Ge de Souza, a doorman in downtown Sao Paulo, pointed to streets Saturday and offered his assessment of the unfolding political crisis: “In my house, I guess everything is just OK. Out there, it’s all chaos.”
Protesters have been demanding President Dilma Rousseff be removed from office and former President Luiz Inacio Lula da Silva be sent to prison. Other protesters have been defending them.
“Everything is changing every few hours, and absolutely no one knows what will happen next,” the doorman said.
After overseeing nearly a decade of economic growth and enormous social gains for the poor, the ruling Workers’ Party now appears helpless as Brazil plunges into the sort of economic collapse and institutional crisis that was common here in the last century.
Over the last week, a dizzying array of judicial actions, government reorganizations and media revelations have left it unclear who is governing the world’s fifth most populous nation.
“The political crisis is taking up all the oxygen in Brazil,” said Peter Hakim, president emeritus at the Inter-American Dialogue, a Washington think tank that focuses on relations with Latin America. “This is coming to a head. It has to be resolved soon.”
It began with a corruption probe.
Since 2014, federal investigators have been slowly uncovering a multibillion-dollar kickback scheme at the state-run oil company, Petrobras, building cases and arresting increasingly high-level members of Brazil’s political and economic elite.
At the same time, the economy was moving into deep recession as prices for oil and its other commodities dropped. Rousseff’s approval ratings sank to historic lows as allegations that she mismanaged the budget put her at risk of impeachment. She has not been directly implicated in the corruption scandal.
Everything is changing every few hours, and absolutely no one knows what will happen next.
— Ge de Souza
The investigation took an explosive turn this month when federal police brought Lula in for questioning and Sao Paulo state prosecutors requested “preventative imprisonment” while they look at his relationship to properties involved in the scandal.
Then Rousseff’s government announced that it intended to make the former union leader and president — who left office in 2010 as one of the world’s most popular leaders — her chief of staff, a move that would hand his case from the current investigators to the Supreme Court.

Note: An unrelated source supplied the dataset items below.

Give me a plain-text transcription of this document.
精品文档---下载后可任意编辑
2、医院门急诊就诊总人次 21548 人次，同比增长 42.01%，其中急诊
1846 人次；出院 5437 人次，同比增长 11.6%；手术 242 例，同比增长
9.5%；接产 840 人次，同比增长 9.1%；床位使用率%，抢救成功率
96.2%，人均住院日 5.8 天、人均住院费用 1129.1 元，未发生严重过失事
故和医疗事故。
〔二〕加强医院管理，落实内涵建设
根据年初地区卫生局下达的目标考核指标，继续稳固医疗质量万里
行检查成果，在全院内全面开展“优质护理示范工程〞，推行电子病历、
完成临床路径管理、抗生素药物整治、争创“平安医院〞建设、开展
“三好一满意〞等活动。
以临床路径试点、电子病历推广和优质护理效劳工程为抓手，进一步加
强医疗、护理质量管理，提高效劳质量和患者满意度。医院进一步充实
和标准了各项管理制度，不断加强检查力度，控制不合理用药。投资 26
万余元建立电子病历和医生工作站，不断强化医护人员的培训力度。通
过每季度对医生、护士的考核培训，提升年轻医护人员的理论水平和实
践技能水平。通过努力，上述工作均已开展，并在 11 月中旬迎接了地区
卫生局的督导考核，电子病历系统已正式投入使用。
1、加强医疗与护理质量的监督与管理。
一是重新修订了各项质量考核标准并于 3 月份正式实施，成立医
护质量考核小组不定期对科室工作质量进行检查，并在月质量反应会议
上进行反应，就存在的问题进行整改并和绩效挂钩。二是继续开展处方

Antigovernment protesters poured back into the streets.
Adding another shock, a prominent federal judge, Sergio Moro, released tapes of Lula’s tapped conversations with various government officials and Rousseff.
The tapes, which soon were heard on television and the Internet, were filled with tawdry language and personal attacks — and, in the view of some government opponents, evidence that Rousseff sought to appoint Lula in order to keep him out of prison, or that Lula had tried to influence the Supreme Court.

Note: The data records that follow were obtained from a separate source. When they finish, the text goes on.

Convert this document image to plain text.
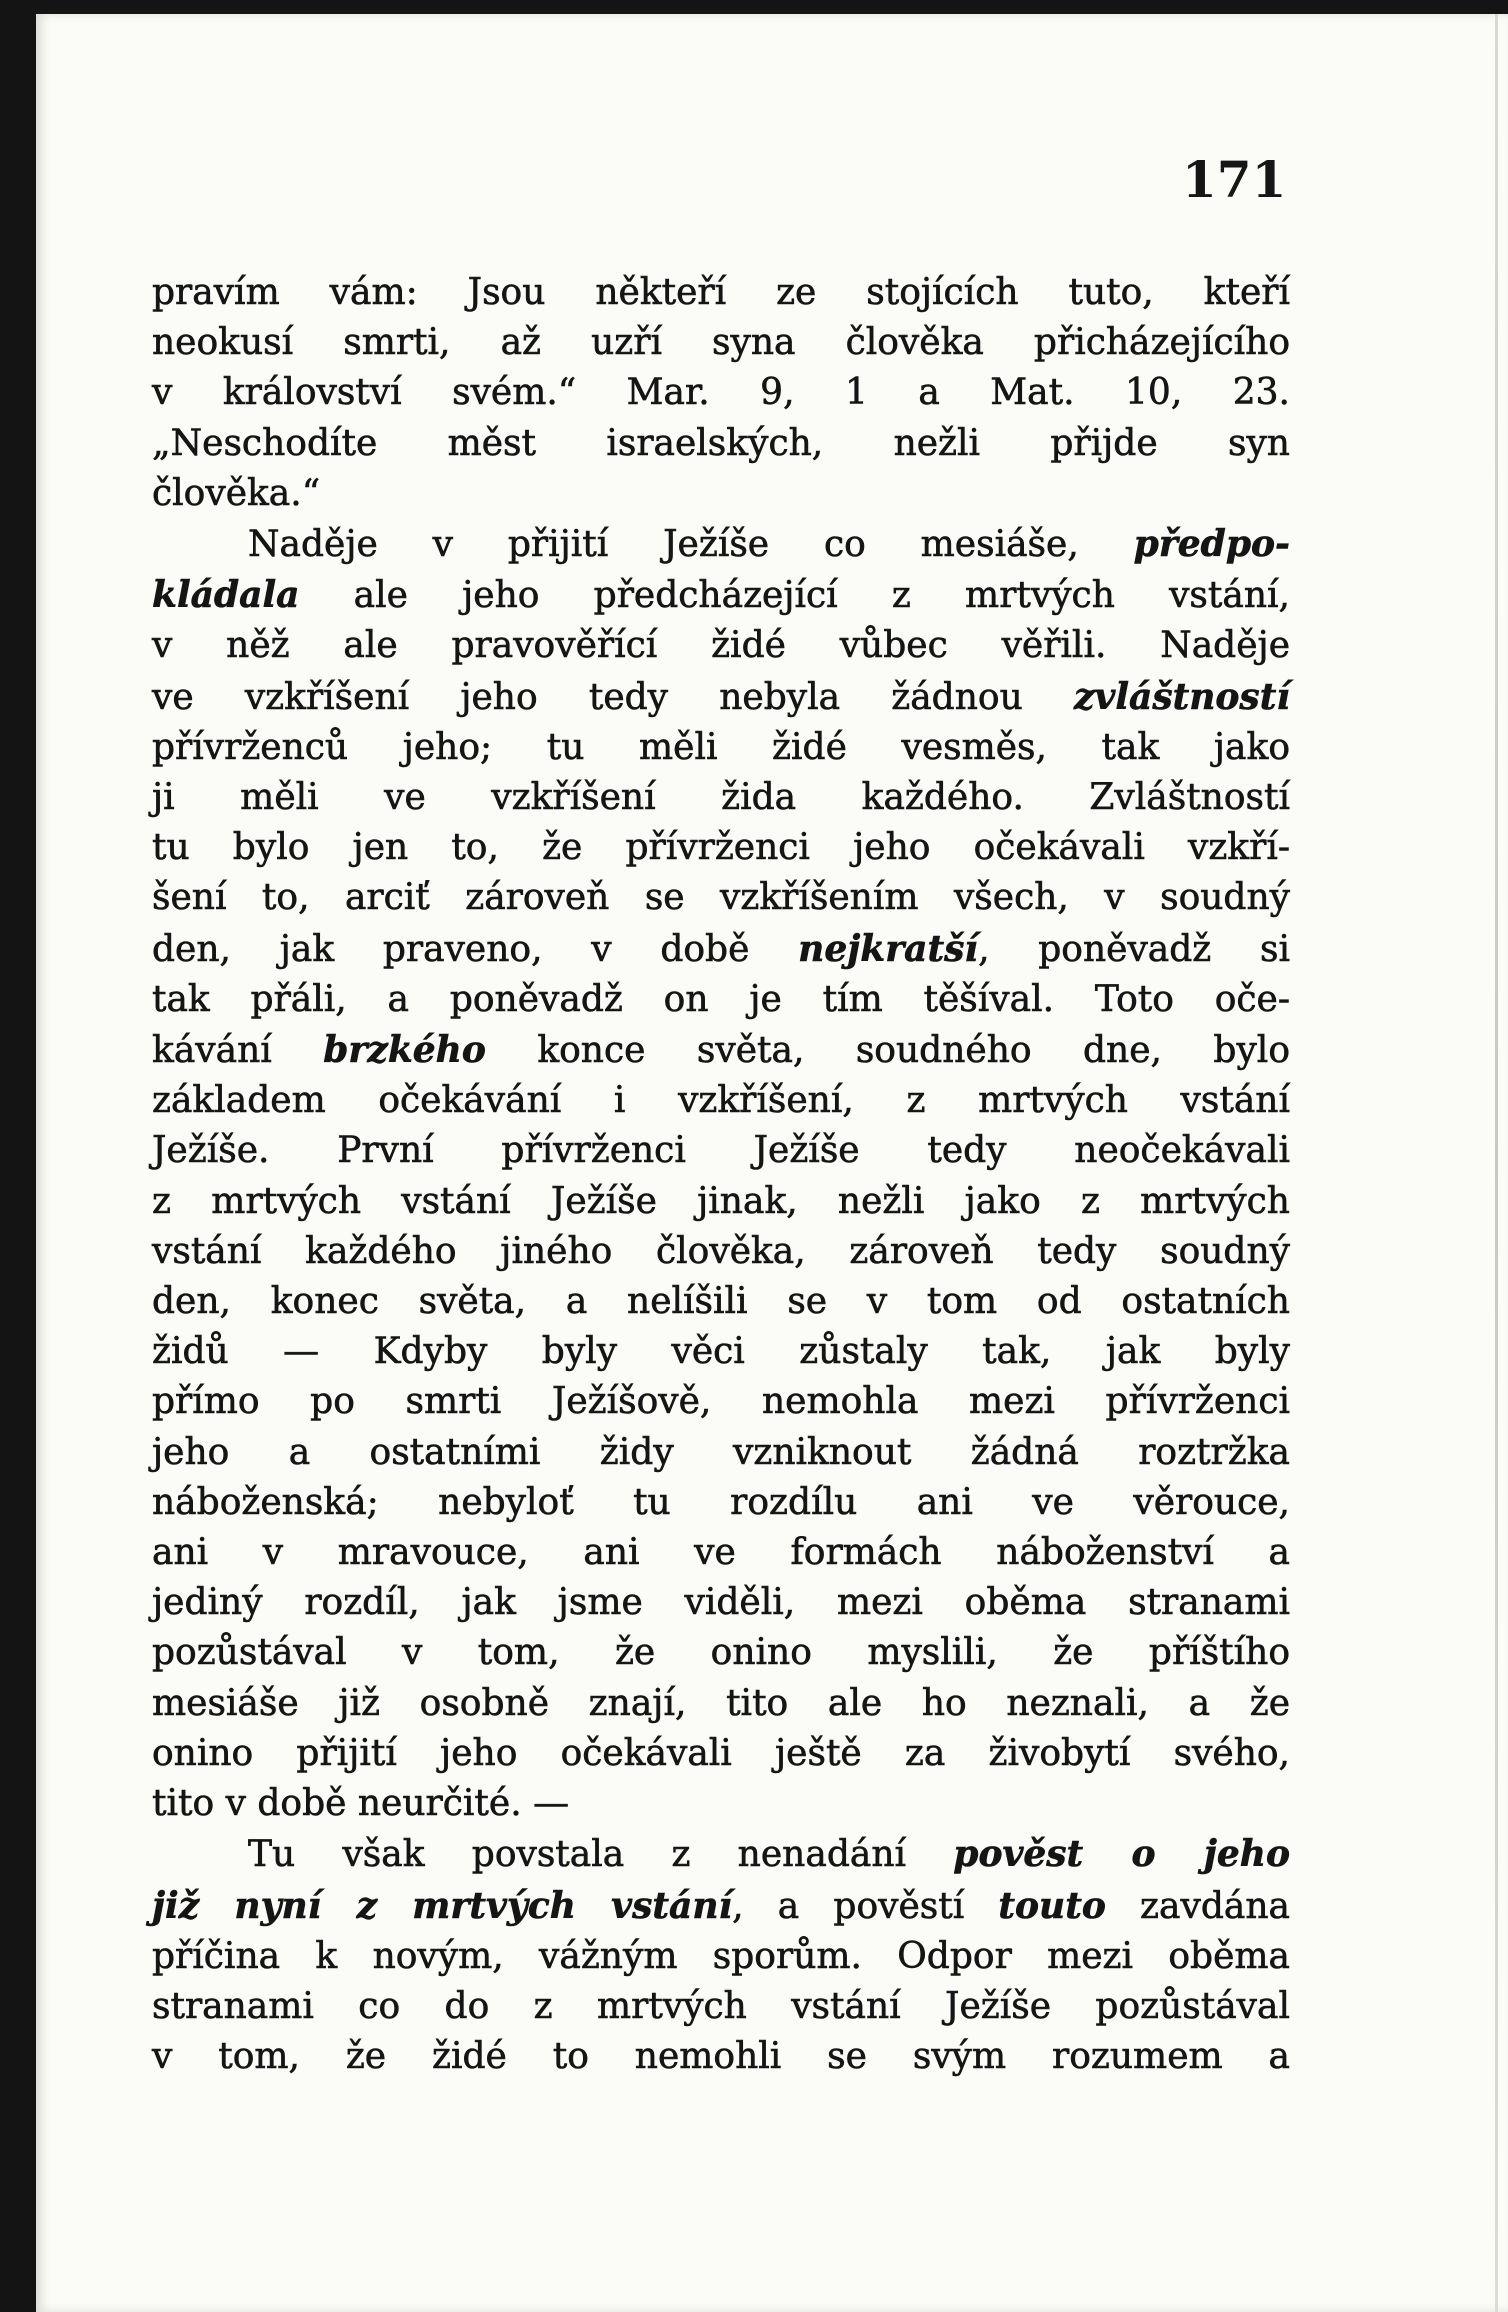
171
pravím vám: Jsou někteří ze stojících tuto, kteří
neokusí smrti, až uzří syna člověka přicházejícího
v království svém.“ Mar. 9, 1 a Mat. 10, 23.
„Neschodíte měst israelských, nežli přijde syn
člověka.“
Naděje v přijití Ježíše co mesiáše, předpo-
kládala ale jeho předcházející z mrtvých vstání,
v něž ale pravověřící židé vůbec věřili. Naděje
ve vzkříšení jeho tedy nebyla žádnou zvláštností
přívrženců jeho; tu měli židé vesměs, tak jako
ji měli ve vzkříšení žida každého. Zvláštností
tu bylo jen to, že přívrženci jeho očekávali vzkří-
šení to, arciť zároveň se vzkříšením všech, v soudný
den, jak praveno, v době nejkratší, poněvadž si
tak přáli, a poněvadž on je tím těšíval. Toto oče-
kávání brzkého konce světa, soudného dne, bylo
základem očekávání i vzkříšení, z mrtvých vstání
Ježíše. První přívrženci Ježíše tedy neočekávali
z mrtvých vstání Ježíše jinak, nežli jako z mrtvých
vstání každého jiného člověka, zároveň tedy soudný
den, konec světa, a nelíšili se v tom od ostatních
židů — Kdyby byly věci zůstaly tak, jak byly
přímo po smrti Ježíšově, nemohla mezi přívrženci
jeho a ostatními židy vzniknout žádná roztržka
náboženská; nebyloť tu rozdílu ani ve věrouce,
ani v mravouce, ani ve formách náboženství a
jediný rozdíl, jak jsme viděli, mezi oběma stranami
pozůstával v tom, že onino myslili, že příštího
mesiáše již osobně znají, tito ale ho neznali, a že
onino přijití jeho očekávali ještě za živobytí svého,
tito v době neurčité. —
Tu však povstala z nenadání pověst o jeho
již nyní z mrtvých vstání, a pověstí touto zavdána
příčina k novým, vážným sporům. Odpor mezi oběma
stranami co do z mrtvých vstání Ježíše pozůstával
v tom, že židé to nemohli se svým rozumem a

The government shot back that Moro’s action was illegal and that the tapes didn’t demonstrate what the critics said they did.
“This is how coups start,” Rousseff said Friday, invoking some of South America’s darkest history. Rousseff is a victim of torture by the military dictatorship that took power after a U.S.-backed coup in 1964.

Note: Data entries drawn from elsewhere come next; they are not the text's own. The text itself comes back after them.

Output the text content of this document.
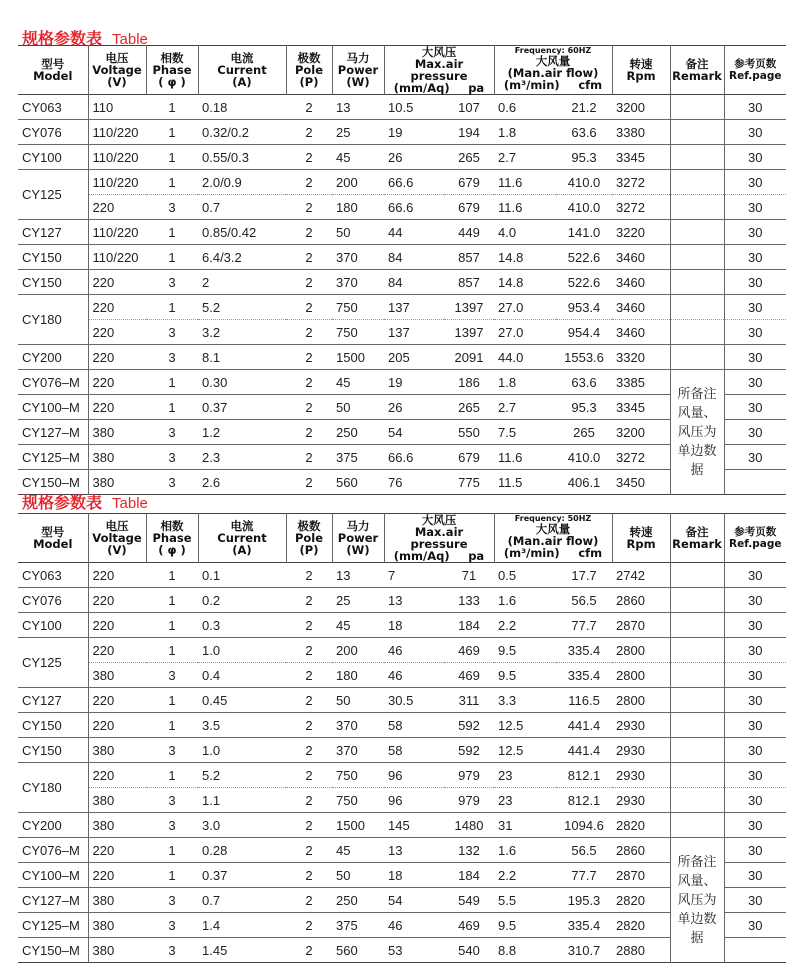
规格参数表 Table
型号
Model	电压
Voltage
(V)	相数
Phase
( φ )	电流
Current
(A)	极数
Pole
(P)	马力
Power
(W)	大风压
Max.air pressure

(mm/Aq) pa		Frequency: 60HZ
大风量
(Man.air flow)

(m³/min) cfm		转速
Rpm	备注
Remark	参考页数
Ref.page
CY063	110	1	0.18	2	13	10.5	107	0.6	21.2	3200		30
CY076	110/220	1	0.32/0.2	2	25	19	194	1.8	63.6	3380		30
CY100	110/220	1	0.55/0.3	2	45	26	265	2.7	95.3	3345		30
CY125	110/220	1	2.0/0.9	2	200	66.6	679	11.6	410.0	3272		30
	220	3	0.7	2	180	66.6	679	11.6	410.0	3272		30
CY127	110/220	1	0.85/0.42	2	50	44	449	4.0	141.0	3220		30
CY150	110/220	1	6.4/3.2	2	370	84	857	14.8	522.6	3460		30
CY150	220	3	2	2	370	84	857	14.8	522.6	3460		30
CY180	220	1	5.2	2	750	137	1397	27.0	953.4	3460		30
	220	3	3.2	2	750	137	1397	27.0	954.4	3460		30
CY200	220	3	8.1	2	1500	205	2091	44.0	1553.6	3320		30
CY076–M	220	1	0.30	2	45	19	186	1.8	63.6	3385	所备注风量、风压为单边数据	30
CY100–M	220	1	0.37	2	50	26	265	2.7	95.3	3345		30
CY127–M	380	3	1.2	2	250	54	550	7.5	265	3200		30
CY125–M	380	3	2.3	2	375	66.6	679	11.6	410.0	3272		30
CY150–M	380	3	2.6	2	560	76	775	11.5	406.1	3450		
规格参数表 Table
型号
Model	电压
Voltage
(V)	相数
Phase
( φ )	电流
Current
(A)	极数
Pole
(P)	马力
Power
(W)	大风压
Max.air pressure

(mm/Aq) pa		Frequency: 50HZ
大风量
(Man.air flow)

(m³/min) cfm		转速
Rpm	备注
Remark	参考页数
Ref.page
CY063	220	1	0.1	2	13	7	71	0.5	17.7	2742		30
CY076	220	1	0.2	2	25	13	133	1.6	56.5	2860		30
CY100	220	1	0.3	2	45	18	184	2.2	77.7	2870		30
CY125	220	1	1.0	2	200	46	469	9.5	335.4	2800		30
	380	3	0.4	2	180	46	469	9.5	335.4	2800		30
CY127	220	1	0.45	2	50	30.5	311	3.3	116.5	2800		30
CY150	220	1	3.5	2	370	58	592	12.5	441.4	2930		30
CY150	380	3	1.0	2	370	58	592	12.5	441.4	2930		30
CY180	220	1	5.2	2	750	96	979	23	812.1	2930		30
	380	3	1.1	2	750	96	979	23	812.1	2930		30
CY200	380	3	3.0	2	1500	145	1480	31	1094.6	2820		30
CY076–M	220	1	0.28	2	45	13	132	1.6	56.5	2860	所备注风量、风压为单边数据	30
CY100–M	220	1	0.37	2	50	18	184	2.2	77.7	2870		30
CY127–M	380	3	0.7	2	250	54	549	5.5	195.3	2820		30
CY125–M	380	3	1.4	2	375	46	469	9.5	335.4	2820		30
CY150–M	380	3	1.45	2	560	53	540	8.8	310.7	2880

Some legal scholars and journalists have accused Moro of overstepping the duties of his office and pulling the judiciary into the political muck.
“There has been no suspicion of wrongdoing in the judiciary until now,” said Sergio Salomao Shecaira, a professor of criminal law at the University of Sao Paulo. “But regarding Moro’s actions in releasing the tapes there is more than suspicion of a crime having been committed: There is concrete evidence.”
As for Rousseff, political analysts said they see multiple paths to a quick departure from office: Impeachment by Congress, annulment of her 2014 victory by electoral authorities or — least likely — resignation.
It’s not clear who would take her place. Nearly half of Congress, including prominent members of the opposition, is under investigation for possible criminal activity.
The legality of Lula’s appointment to the Cabinet has been a running debate, with a series of judges going back and forth on the issue since last week as opposing protesters have taken turns occupying the streets around the country.
Marco Antonio Siqueira, a 32-year-old advertising professional who came out to oppose Rousseff on Thursday in Sao Paulo, said he felt indignant about the unfolding political soap opera but compelled to make his voice heard. “I’m not in favor of radicalization,” he said. “But to have a big change, sometimes big steps need to be taken.”
The next day, a Lula-led rally brought tens of thousands onto the same streets and around the country.
Gabriel Victor, a student, said that Rousseff and Lula had made many mistakes. “But I’m here because I don’t support impeachment,” he said. “We do need a political revolution, but not in the form of impeachment right now.”
The polling firm Datafolha released a survey Saturday indicating that 68% of Brazilians support impeachment.
In the afternoon, antigovernment protesters retook parts of Avenida Paulista, one of Sao Paulo’s main thoroughfares. They set up tents on the sidewalk and said they would leave when the government falls.
Bevins and Rigby are special correspondents.